Le 15 mars 2003, alors que Patassé est en voyage au Niger, Bozizé rentre au pays et s’empare de Bangui avec le soutien de l'armée Tchadienne Patassé doit alors partir en exil au Cameroun puis au Togo .

Bozizé devenu chef de l’État promet un processus de normalisation politique pour le retour à la démocratie. Des élections démocratiques et multi-partites sont promises par Bozizé qui les fixe, après plusieurs reports dus à la mise à jour des listes électorales, au 13 février 2005.

Après les émeutes des Chimères en mars 2004, le président haïtien Jean-Bertrand Aristide est renversé et part en exil en RCA, accueilli par Bozizé.

En 2004, la douane allemande découvre une mallette remplie de diamants dans son avion privé

Bozizé remporte les élections présidentielles et son parti le Convergence Nationale Kwa Na Kwa remporte 42 sièges sur 105 lors des élections législatives et présidentielle centrafricaines de 2005.

Bozizé est réélu au premier tour de l'élection présidentielle de 2011 avec 64,37 % des voix face à Ange-Félix Patassé ,21,41 %, et Martin Ziguélé ,6,8 %. Sa famille occupe une vingtaine de sièges .

Plusieurs candidats déposent des recours devant la cour constitutionnelle, dénonçant des fraudes.

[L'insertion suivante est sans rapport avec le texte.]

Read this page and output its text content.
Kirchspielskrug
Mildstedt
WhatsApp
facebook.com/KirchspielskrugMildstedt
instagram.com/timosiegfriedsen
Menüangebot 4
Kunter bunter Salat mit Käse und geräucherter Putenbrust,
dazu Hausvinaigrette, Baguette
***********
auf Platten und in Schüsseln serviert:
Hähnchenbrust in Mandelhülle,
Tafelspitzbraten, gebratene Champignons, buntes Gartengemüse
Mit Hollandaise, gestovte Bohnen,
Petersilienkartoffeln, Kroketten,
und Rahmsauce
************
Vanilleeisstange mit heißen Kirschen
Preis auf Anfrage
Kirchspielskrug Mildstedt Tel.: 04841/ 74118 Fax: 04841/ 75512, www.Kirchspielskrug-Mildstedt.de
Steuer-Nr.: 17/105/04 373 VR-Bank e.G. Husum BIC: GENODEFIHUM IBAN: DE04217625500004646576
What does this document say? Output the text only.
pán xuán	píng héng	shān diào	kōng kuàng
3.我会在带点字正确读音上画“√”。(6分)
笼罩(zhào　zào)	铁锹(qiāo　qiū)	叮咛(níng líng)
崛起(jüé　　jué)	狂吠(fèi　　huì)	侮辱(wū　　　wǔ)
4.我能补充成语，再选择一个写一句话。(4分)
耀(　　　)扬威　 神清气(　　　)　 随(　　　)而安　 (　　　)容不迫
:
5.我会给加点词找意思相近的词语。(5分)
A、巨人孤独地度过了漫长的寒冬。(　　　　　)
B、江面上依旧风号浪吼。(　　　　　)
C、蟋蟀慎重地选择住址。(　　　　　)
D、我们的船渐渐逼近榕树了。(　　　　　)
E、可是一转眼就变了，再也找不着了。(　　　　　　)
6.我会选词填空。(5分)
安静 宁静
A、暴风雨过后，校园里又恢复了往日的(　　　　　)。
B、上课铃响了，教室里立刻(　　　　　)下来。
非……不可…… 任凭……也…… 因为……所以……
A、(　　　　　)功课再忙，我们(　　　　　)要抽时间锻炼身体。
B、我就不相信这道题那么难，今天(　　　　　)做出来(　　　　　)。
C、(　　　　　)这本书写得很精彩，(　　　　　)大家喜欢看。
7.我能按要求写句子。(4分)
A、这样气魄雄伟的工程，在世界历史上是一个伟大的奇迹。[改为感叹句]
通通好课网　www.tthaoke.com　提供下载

La cour rejette les recours mais dans l'annonce des résultats finaux, elle écarte les résultats de certains bureaux de vote jugés  litigieux .

En 2012, le pétrole de Gordil, à la frontière tchadienne est concédé par son régime aux Chinois de la China National Petroleum Corporation. Celui-ci affirmera , - J’ai été renversé à cause du pétrole - et - J’ai donné le pétrole aux Chinois et c’est devenu un problème -

Fin 2012, menacé par la rébellion de la Seleka aux portes de la capitale Bangui, le président François Bozizé appelle la France et les États-Unis à l'aide .

Le président sud-africain Jacob Zuma aurait envoyé, face à la Séléka, une force d’interposition d'environ 300 hommes en décembre 2012, en échange de concessions minières à des proches de son parti .

Le 24 mars 2013, les rebelles de la Seleka menés par Michel Djotodia, s'emparent du palais présidentiel et Michel Djotodia prend le pouvoir

François Bozizé s'enfuit alors vers le Cameroun où il est hébergé par le président de la République, Paul Biya

Le 29 mai 2013, un mandat d'arrêt international a été émis contre lui par la justice centrafricaine.